Well, there's not a hell of a lot I have to say about Cabin Fever in the negative. Sure, maybe it's overly comic tone in the final moments seems a little too light, but that's just nit-picky. Eli Roth has given us a slick, consistently entertaining and gory horror film, full of dark humour and amusing characters. It's a movie for all (squeamish aside) but will no doubt be best enjoyed by the die-hard horror crowd. If you love your horror and you haven't seen Cabin Fever, you're in for a treat.
Video
Wrong Turn is presented in its aspect ratio of 1:85:1. The colours are fairly good, as are the black levels. The image feels a tad soft in spots but it's only occasionally apparent. It generally it stands up well next to, if not a massive jump over, the region 4 DVD.

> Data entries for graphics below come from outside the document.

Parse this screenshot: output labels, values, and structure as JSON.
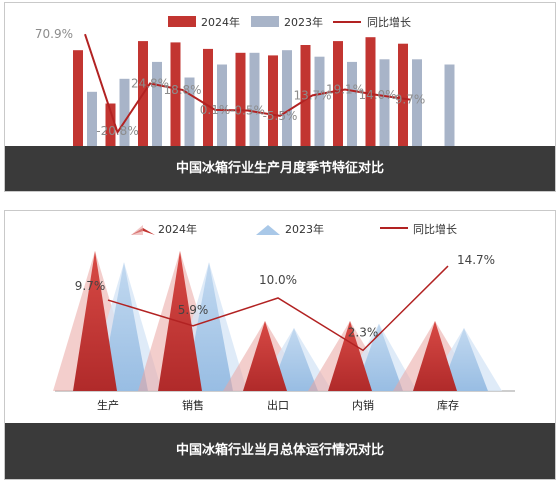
{
  "chart_data": [
    {
      "type": "bar",
      "title": "中国冰箱行业生产月度季节特征对比",
      "colors": {
        "a": "#c23531",
        "b": "#a8b4c8",
        "line": "#b22222",
        "labels": "#8c8c8c"
      },
      "series": [
        {
          "name": "2024年",
          "values": [
            76,
            35,
            83,
            82,
            77,
            74,
            72,
            80,
            83,
            86,
            81,
            null
          ]
        },
        {
          "name": "2023年",
          "values": [
            44,
            54,
            67,
            55,
            65,
            74,
            76,
            71,
            67,
            69,
            69,
            65
          ]
        },
        {
          "name": "同比增长",
          "values": [
            70.9,
            -20.8,
            24.8,
            18.8,
            0.1,
            -0.5,
            -5.5,
            13.7,
            19.1,
            14.0,
            9.7,
            null
          ],
          "labels": [
            "70.9%",
            "-20.8%",
            "24.8%",
            "18.8%",
            "0.1%",
            "-0.5%",
            "-5.5%",
            "13.7%",
            "19.1%",
            "14.0%",
            "9.7%",
            ""
          ]
        }
      ]
    },
    {
      "type": "bar",
      "title": "中国冰箱行业当月总体运行情况对比",
      "categories": [
        "生产",
        "销售",
        "出口",
        "内销",
        "库存"
      ],
      "colors": {
        "a": "#c23531",
        "b": "#a9c8e8",
        "line": "#b22222",
        "labels": "#444444"
      },
      "series": [
        {
          "name": "2024年",
          "values": [
            100,
            100,
            50,
            50,
            50
          ]
        },
        {
          "name": "2023年",
          "values": [
            92,
            92,
            45,
            48,
            45
          ]
        },
        {
          "name": "同比增长",
          "values": [
            9.7,
            5.9,
            10.0,
            2.3,
            14.7
          ],
          "labels": [
            "9.7%",
            "5.9%",
            "10.0%",
            "2.3%",
            "14.7%"
          ]
        }
      ]
    }
  ]
}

Cabin Fever is presented in its aspect ratio of 2:35:1 and is the better looker of the two. More detail is visible compared to the films region 4 DVD and the colours are also richer. There's a little grain present in the darker scenes, but it's mostly minor. Like Wrong Turn, the improvement over the standard DVD is there, but it's not the same leap you'll find from most Blu-ray discs out there.

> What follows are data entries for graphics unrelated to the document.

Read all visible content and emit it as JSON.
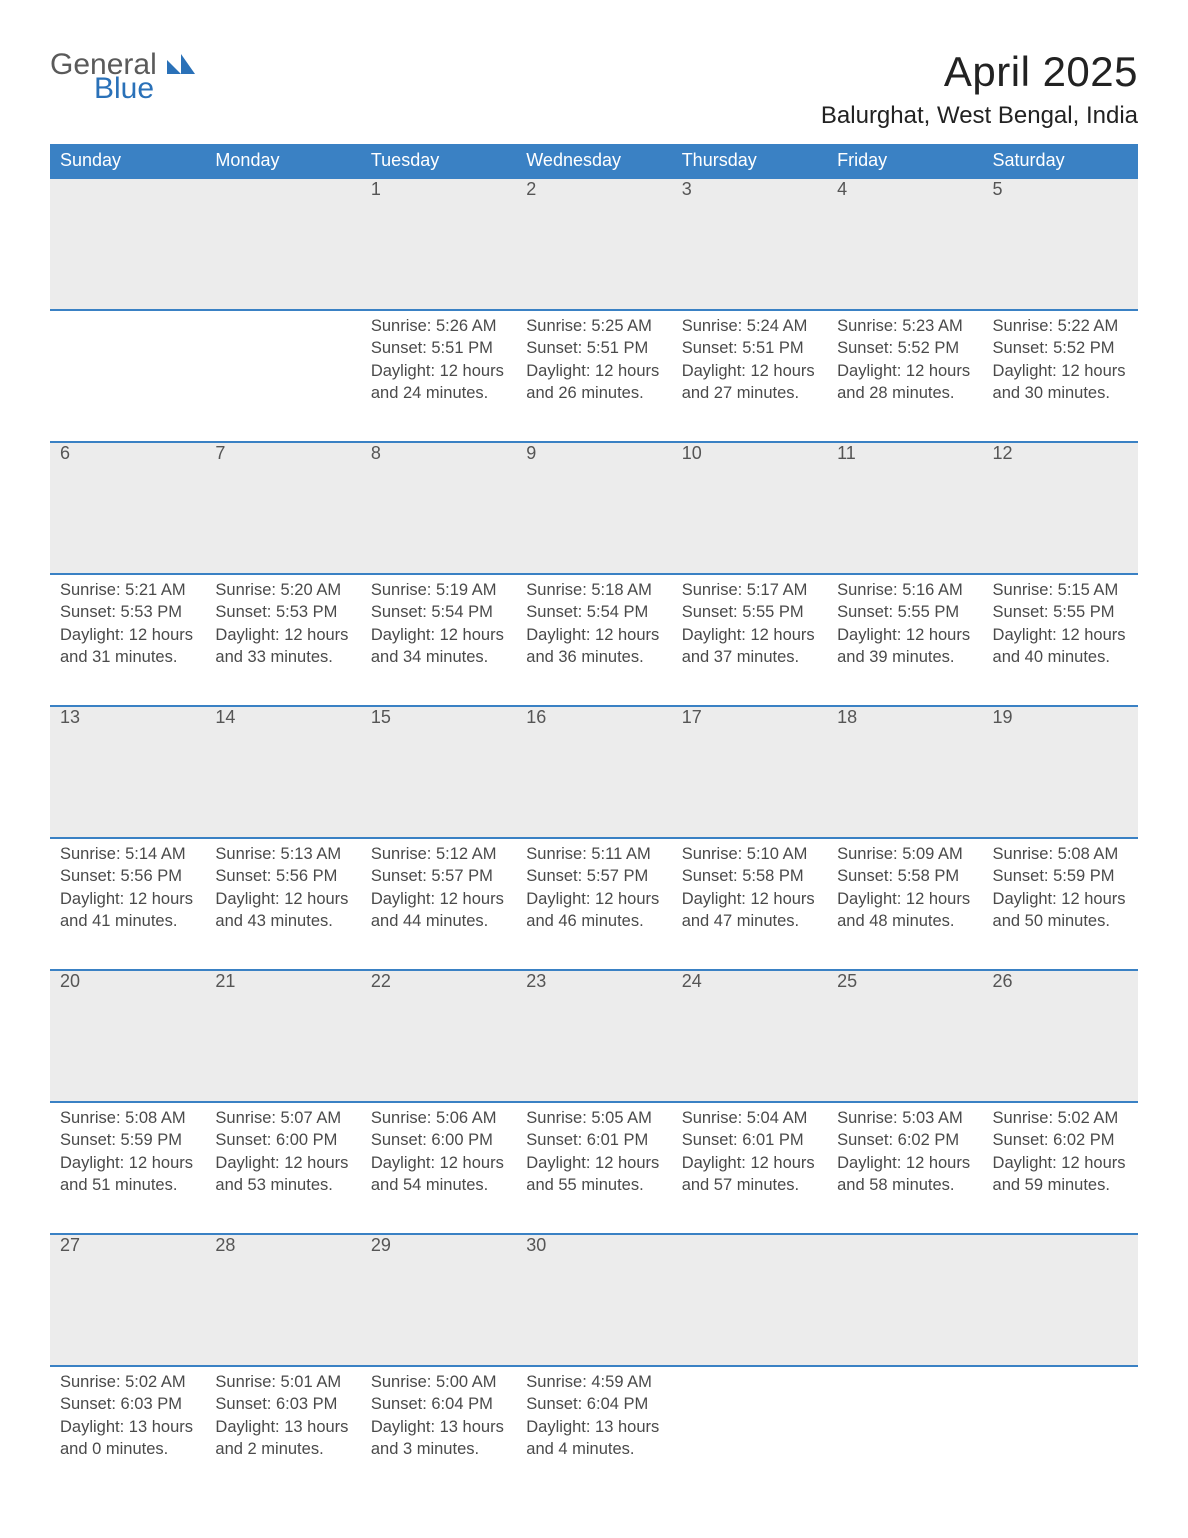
{
  "brand": {
    "part1": "General",
    "part2": "Blue"
  },
  "title": "April 2025",
  "location": "Balurghat, West Bengal, India",
  "colors": {
    "header_blue": "#3a81c4",
    "row_grey": "#ececec",
    "logo_blue": "#2a71b8",
    "logo_grey": "#5a5a5a",
    "border_blue": "#3a81c4",
    "background": "#ffffff",
    "text": "#333333"
  },
  "typography": {
    "title_fontsize_pt": 32,
    "location_fontsize_pt": 18,
    "header_fontsize_pt": 14,
    "daynum_fontsize_pt": 14,
    "detail_fontsize_pt": 12,
    "font_family": "Segoe UI / Arial"
  },
  "calendar": {
    "type": "table",
    "columns": [
      "Sunday",
      "Monday",
      "Tuesday",
      "Wednesday",
      "Thursday",
      "Friday",
      "Saturday"
    ],
    "leading_blanks": 2,
    "days": [
      {
        "n": 1,
        "sunrise": "5:26 AM",
        "sunset": "5:51 PM",
        "day_h": 12,
        "day_m": 24
      },
      {
        "n": 2,
        "sunrise": "5:25 AM",
        "sunset": "5:51 PM",
        "day_h": 12,
        "day_m": 26
      },
      {
        "n": 3,
        "sunrise": "5:24 AM",
        "sunset": "5:51 PM",
        "day_h": 12,
        "day_m": 27
      },
      {
        "n": 4,
        "sunrise": "5:23 AM",
        "sunset": "5:52 PM",
        "day_h": 12,
        "day_m": 28
      },
      {
        "n": 5,
        "sunrise": "5:22 AM",
        "sunset": "5:52 PM",
        "day_h": 12,
        "day_m": 30
      },
      {
        "n": 6,
        "sunrise": "5:21 AM",
        "sunset": "5:53 PM",
        "day_h": 12,
        "day_m": 31
      },
      {
        "n": 7,
        "sunrise": "5:20 AM",
        "sunset": "5:53 PM",
        "day_h": 12,
        "day_m": 33
      },
      {
        "n": 8,
        "sunrise": "5:19 AM",
        "sunset": "5:54 PM",
        "day_h": 12,
        "day_m": 34
      },
      {
        "n": 9,
        "sunrise": "5:18 AM",
        "sunset": "5:54 PM",
        "day_h": 12,
        "day_m": 36
      },
      {
        "n": 10,
        "sunrise": "5:17 AM",
        "sunset": "5:55 PM",
        "day_h": 12,
        "day_m": 37
      },
      {
        "n": 11,
        "sunrise": "5:16 AM",
        "sunset": "5:55 PM",
        "day_h": 12,
        "day_m": 39
      },
      {
        "n": 12,
        "sunrise": "5:15 AM",
        "sunset": "5:55 PM",
        "day_h": 12,
        "day_m": 40
      },
      {
        "n": 13,
        "sunrise": "5:14 AM",
        "sunset": "5:56 PM",
        "day_h": 12,
        "day_m": 41
      },
      {
        "n": 14,
        "sunrise": "5:13 AM",
        "sunset": "5:56 PM",
        "day_h": 12,
        "day_m": 43
      },
      {
        "n": 15,
        "sunrise": "5:12 AM",
        "sunset": "5:57 PM",
        "day_h": 12,
        "day_m": 44
      },
      {
        "n": 16,
        "sunrise": "5:11 AM",
        "sunset": "5:57 PM",
        "day_h": 12,
        "day_m": 46
      },
      {
        "n": 17,
        "sunrise": "5:10 AM",
        "sunset": "5:58 PM",
        "day_h": 12,
        "day_m": 47
      },
      {
        "n": 18,
        "sunrise": "5:09 AM",
        "sunset": "5:58 PM",
        "day_h": 12,
        "day_m": 48
      },
      {
        "n": 19,
        "sunrise": "5:08 AM",
        "sunset": "5:59 PM",
        "day_h": 12,
        "day_m": 50
      },
      {
        "n": 20,
        "sunrise": "5:08 AM",
        "sunset": "5:59 PM",
        "day_h": 12,
        "day_m": 51
      },
      {
        "n": 21,
        "sunrise": "5:07 AM",
        "sunset": "6:00 PM",
        "day_h": 12,
        "day_m": 53
      },
      {
        "n": 22,
        "sunrise": "5:06 AM",
        "sunset": "6:00 PM",
        "day_h": 12,
        "day_m": 54
      },
      {
        "n": 23,
        "sunrise": "5:05 AM",
        "sunset": "6:01 PM",
        "day_h": 12,
        "day_m": 55
      },
      {
        "n": 24,
        "sunrise": "5:04 AM",
        "sunset": "6:01 PM",
        "day_h": 12,
        "day_m": 57
      },
      {
        "n": 25,
        "sunrise": "5:03 AM",
        "sunset": "6:02 PM",
        "day_h": 12,
        "day_m": 58
      },
      {
        "n": 26,
        "sunrise": "5:02 AM",
        "sunset": "6:02 PM",
        "day_h": 12,
        "day_m": 59
      },
      {
        "n": 27,
        "sunrise": "5:02 AM",
        "sunset": "6:03 PM",
        "day_h": 13,
        "day_m": 0
      },
      {
        "n": 28,
        "sunrise": "5:01 AM",
        "sunset": "6:03 PM",
        "day_h": 13,
        "day_m": 2
      },
      {
        "n": 29,
        "sunrise": "5:00 AM",
        "sunset": "6:04 PM",
        "day_h": 13,
        "day_m": 3
      },
      {
        "n": 30,
        "sunrise": "4:59 AM",
        "sunset": "6:04 PM",
        "day_h": 13,
        "day_m": 4
      }
    ],
    "labels": {
      "sunrise": "Sunrise:",
      "sunset": "Sunset:",
      "daylight": "Daylight:",
      "hours_word": "hours",
      "and_word": "and",
      "minutes_word": "minutes."
    }
  }
}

One of the other issues I had with both transfers is the fact they both seem to be presented in 50Hz mode instead of the usual 24p. 24p (24 frames per second progressive) simulates the frame rate of which films are presented in a cinema. It's one of the attractions of Blu-ray, but here the mode is strangely absent. Instead, both films are presented at the same speed as their PAL DVD versions (25fps), making them feel more like up-scaled DVD's with higher bitrates. I'm sure some people won't notice or mind, but it must be mentioned.

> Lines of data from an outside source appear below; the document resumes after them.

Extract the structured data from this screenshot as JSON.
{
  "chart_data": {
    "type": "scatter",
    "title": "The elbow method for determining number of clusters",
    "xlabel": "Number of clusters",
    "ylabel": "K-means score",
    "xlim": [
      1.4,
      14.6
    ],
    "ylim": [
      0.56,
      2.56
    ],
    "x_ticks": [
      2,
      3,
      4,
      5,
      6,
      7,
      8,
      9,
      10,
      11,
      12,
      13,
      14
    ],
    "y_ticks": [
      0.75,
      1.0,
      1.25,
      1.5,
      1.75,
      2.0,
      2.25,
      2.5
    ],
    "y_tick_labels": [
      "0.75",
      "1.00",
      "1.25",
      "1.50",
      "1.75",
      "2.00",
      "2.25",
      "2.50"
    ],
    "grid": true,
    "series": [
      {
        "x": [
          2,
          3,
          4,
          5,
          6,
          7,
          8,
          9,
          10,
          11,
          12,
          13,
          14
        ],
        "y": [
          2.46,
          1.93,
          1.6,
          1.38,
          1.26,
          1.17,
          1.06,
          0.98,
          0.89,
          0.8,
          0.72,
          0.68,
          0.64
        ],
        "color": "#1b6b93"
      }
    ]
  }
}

It's a little disappointing these films didn't get more impressive HD transfers in line with other current releases. The transfers are not terrible, but they're not where they could be considering the fairly recent nature and reasonable budgets. Who knows, maybe we'll see a Special Edition of each somewhere down the line?
Audio
Audio was solid across both movies. Both films present options for either 5.1 DD Surround Sound or DTS HD Master Audio. No complaints here; this is one part of the disc that doesn't disappoint.
Extra Features
Non-existent. Upon inserting the disc you get the option to play either Cabin Fever or Wrong Turn. You will then taken to a movie specific menu with the usual options; Play Movie, Scene Selection, Audio Setup or Select Film. That's it. Absolutely no extra features are present here for either film. Not even a trailer.
The Verdict
Movie Score
Disc Score
Overall Score
While both movies are entertaining examples of recent horror, they're presented here with absolutely no extras and only passable transfers. Fans of the films would be much better served by two separate Blu-ray releases with better mastered 24p video, and at the very least, all the extras available on the DVD versions. As it is, despite retailing at the price of 1 BD, I can only recommend this disc to those who don't already own both movies, and have limited-to-no interest in special features.